Understanding CDN: Definition, Working Principles, and Key Terminology
This article explains what a Content Delivery Network (CDN) is, how it optimizes web traffic through caching and intelligent DNS routing, details the traditional versus CDN-enabled access processes, and clarifies related terms such as CNAME records, DNS, origin host, and protocol origin.
1. What is CDN
CDN (Content Delivery Network) adds a caching layer to the Internet, publishing website content to edge nodes closest to users, thereby reducing latency, alleviating source server load, and improving response speed. In simple terms, CDN caches resources from the origin server on globally distributed nodes and serves users from the nearest cache.
CDN Node
How CDN Optimizes the Network
Solves the "first mile" problem on the server side.
Mitigates bottlenecks caused by inter‑operator connectivity.
Reduces provincial outbound bandwidth pressure.
Alleviates backbone network load.
Optimizes distribution of popular online content.
2. CDN Working Principle
Traditional Access Process
Traditional Access Process
As shown, the process for accessing a site without CDN caching is:
1. User enters the domain name; the OS queries Local DNS for the IP. 2. Local DNS queries ROOT DNS for the authoritative server (assuming cache miss). 3. ROOT DNS returns the authoritative DNS record to Local DNS. 4. Local DNS queries the authoritative DNS for the IP address. 5. Authoritative DNS responds with the IP record. 6. Local DNS returns the IP to the client. 7. Client accesses the origin server. 8. Origin server responds with the content.
CDN Access Process
CDN Access Process
After using CDN caching, the access process becomes:
1. User enters the domain name; the OS queries Local DNS for the IP. 2. Local DNS queries ROOT DNS for the authoritative server (cache miss assumed). 3. ROOT DNS returns the authoritative DNS record to Local DNS. 4. Local DNS obtains the CNAME record and queries the authoritative DNS for the IP. 5. Authoritative DNS returns the CNAME (usually pointing to a CDN node). 6. Local DNS queries the intelligent scheduling DNS for the optimal CDN node IP. 7. Intelligent scheduling DNS selects the best node based on algorithms and policies and returns its IP. 8. Local DNS returns this IP to the client. 9. Client accesses the CDN node. 10. CDN node serves cached content or fetches from the origin if not cached.

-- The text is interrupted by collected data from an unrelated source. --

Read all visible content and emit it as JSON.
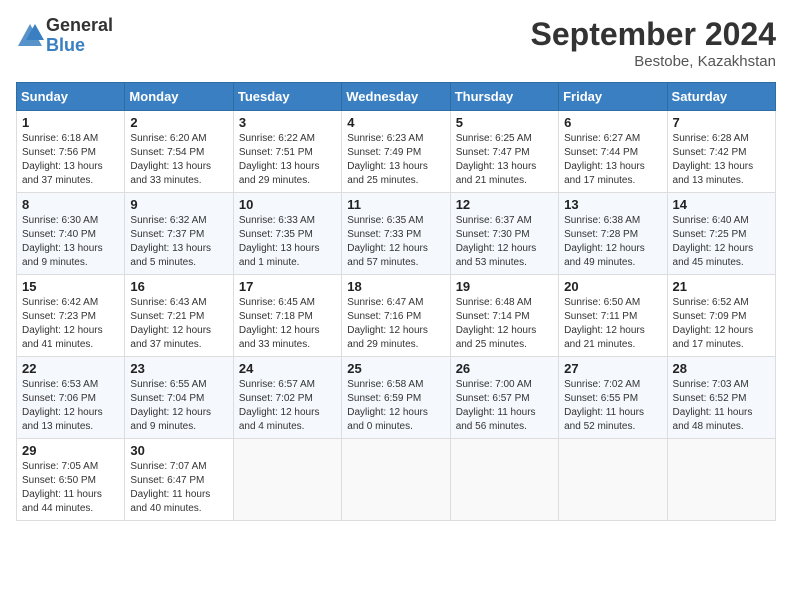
{
  "header": {
    "logo_general": "General",
    "logo_blue": "Blue",
    "month_title": "September 2024",
    "location": "Bestobe, Kazakhstan"
  },
  "weekdays": [
    "Sunday",
    "Monday",
    "Tuesday",
    "Wednesday",
    "Thursday",
    "Friday",
    "Saturday"
  ],
  "weeks": [
    [
      {
        "day": "1",
        "info": "Sunrise: 6:18 AM\nSunset: 7:56 PM\nDaylight: 13 hours\nand 37 minutes."
      },
      {
        "day": "2",
        "info": "Sunrise: 6:20 AM\nSunset: 7:54 PM\nDaylight: 13 hours\nand 33 minutes."
      },
      {
        "day": "3",
        "info": "Sunrise: 6:22 AM\nSunset: 7:51 PM\nDaylight: 13 hours\nand 29 minutes."
      },
      {
        "day": "4",
        "info": "Sunrise: 6:23 AM\nSunset: 7:49 PM\nDaylight: 13 hours\nand 25 minutes."
      },
      {
        "day": "5",
        "info": "Sunrise: 6:25 AM\nSunset: 7:47 PM\nDaylight: 13 hours\nand 21 minutes."
      },
      {
        "day": "6",
        "info": "Sunrise: 6:27 AM\nSunset: 7:44 PM\nDaylight: 13 hours\nand 17 minutes."
      },
      {
        "day": "7",
        "info": "Sunrise: 6:28 AM\nSunset: 7:42 PM\nDaylight: 13 hours\nand 13 minutes."
      }
    ],
    [
      {
        "day": "8",
        "info": "Sunrise: 6:30 AM\nSunset: 7:40 PM\nDaylight: 13 hours\nand 9 minutes."
      },
      {
        "day": "9",
        "info": "Sunrise: 6:32 AM\nSunset: 7:37 PM\nDaylight: 13 hours\nand 5 minutes."
      },
      {
        "day": "10",
        "info": "Sunrise: 6:33 AM\nSunset: 7:35 PM\nDaylight: 13 hours\nand 1 minute."
      },
      {
        "day": "11",
        "info": "Sunrise: 6:35 AM\nSunset: 7:33 PM\nDaylight: 12 hours\nand 57 minutes."
      },
      {
        "day": "12",
        "info": "Sunrise: 6:37 AM\nSunset: 7:30 PM\nDaylight: 12 hours\nand 53 minutes."
      },
      {
        "day": "13",
        "info": "Sunrise: 6:38 AM\nSunset: 7:28 PM\nDaylight: 12 hours\nand 49 minutes."
      },
      {
        "day": "14",
        "info": "Sunrise: 6:40 AM\nSunset: 7:25 PM\nDaylight: 12 hours\nand 45 minutes."
      }
    ],
    [
      {
        "day": "15",
        "info": "Sunrise: 6:42 AM\nSunset: 7:23 PM\nDaylight: 12 hours\nand 41 minutes."
      },
      {
        "day": "16",
        "info": "Sunrise: 6:43 AM\nSunset: 7:21 PM\nDaylight: 12 hours\nand 37 minutes."
      },
      {
        "day": "17",
        "info": "Sunrise: 6:45 AM\nSunset: 7:18 PM\nDaylight: 12 hours\nand 33 minutes."
      },
      {
        "day": "18",
        "info": "Sunrise: 6:47 AM\nSunset: 7:16 PM\nDaylight: 12 hours\nand 29 minutes."
      },
      {
        "day": "19",
        "info": "Sunrise: 6:48 AM\nSunset: 7:14 PM\nDaylight: 12 hours\nand 25 minutes."
      },
      {
        "day": "20",
        "info": "Sunrise: 6:50 AM\nSunset: 7:11 PM\nDaylight: 12 hours\nand 21 minutes."
      },
      {
        "day": "21",
        "info": "Sunrise: 6:52 AM\nSunset: 7:09 PM\nDaylight: 12 hours\nand 17 minutes."
      }
    ],
    [
      {
        "day": "22",
        "info": "Sunrise: 6:53 AM\nSunset: 7:06 PM\nDaylight: 12 hours\nand 13 minutes."
      },
      {
        "day": "23",
        "info": "Sunrise: 6:55 AM\nSunset: 7:04 PM\nDaylight: 12 hours\nand 9 minutes."
      },
      {
        "day": "24",
        "info": "Sunrise: 6:57 AM\nSunset: 7:02 PM\nDaylight: 12 hours\nand 4 minutes."
      },
      {
        "day": "25",
        "info": "Sunrise: 6:58 AM\nSunset: 6:59 PM\nDaylight: 12 hours\nand 0 minutes."
      },
      {
        "day": "26",
        "info": "Sunrise: 7:00 AM\nSunset: 6:57 PM\nDaylight: 11 hours\nand 56 minutes."
      },
      {
        "day": "27",
        "info": "Sunrise: 7:02 AM\nSunset: 6:55 PM\nDaylight: 11 hours\nand 52 minutes."
      },
      {
        "day": "28",
        "info": "Sunrise: 7:03 AM\nSunset: 6:52 PM\nDaylight: 11 hours\nand 48 minutes."
      }
    ],
    [
      {
        "day": "29",
        "info": "Sunrise: 7:05 AM\nSunset: 6:50 PM\nDaylight: 11 hours\nand 44 minutes."
      },
      {
        "day": "30",
        "info": "Sunrise: 7:07 AM\nSunset: 6:47 PM\nDaylight: 11 hours\nand 40 minutes."
      },
      {
        "day": "",
        "info": ""
      },
      {
        "day": "",
        "info": ""
      },
      {
        "day": "",
        "info": ""
      },
      {
        "day": "",
        "info": ""
      },
      {
        "day": "",
        "info": ""
      }
    ]
  ]
}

To make CDN acceleration transparent to end users, DNS redirection is used so that the first step (domain resolution) directs requests to the nearest cache server.
Components of the CDN Network
Each CDN node acts like a web server placed near users; DNS hijacking transparently routes user requests to the nearest node, which responds faster because it is closer.
Intelligent Scheduling DNS (e.g., F5's 3DNS) : Core system that, based on predefined policies, selects the nearest healthy CDN node for each request and maintains communication with all nodes.
Cache Service Functions : Load balancers (e.g., LVS, F5 BIG‑IP) Content cache servers (e.g., Squid) Shared storage
3. Glossary
CNAME Record
CNAME (Canonical Name) maps one domain name to another. When a DNS query encounters a CNAME, it follows the alias to the target name until an A or PTR record is found. Example: to let documents.example.com serve the same resources as docs.example.com , add a CNAME record pointing documents.example.com to docs.example.com .
CNAME Domain
When you add an acceleration domain in a CDN console, the provider gives you a CNAME domain. You must create a CNAME record at your DNS provider that points your own acceleration domain to this CNAME, causing all requests to be routed to CDN nodes.
DNS
Domain Name System translates human‑readable domain names to IP addresses. For example, www.baidu.com resolves to 220.181.112.143 . Common DNS providers include Alibaba Cloud DNS, DNSPod, Route53, Cloudflare, etc.
Origin Host
The origin host determines which specific site on the origin server the CDN should request.
Example 1: Origin domain is www.a.com , origin host is www.b.com . The request is sent to the IP of www.a.com but the host header is www.b.com . Example 2: Origin IP is 1.1.1.1 , origin host is www.b.com . The request goes to 1.1.1.1 with host header www.b.com .
Protocol Origin
When the CDN fetches content from the origin, it uses the same protocol (HTTP or HTTPS) that the client used to request the resource.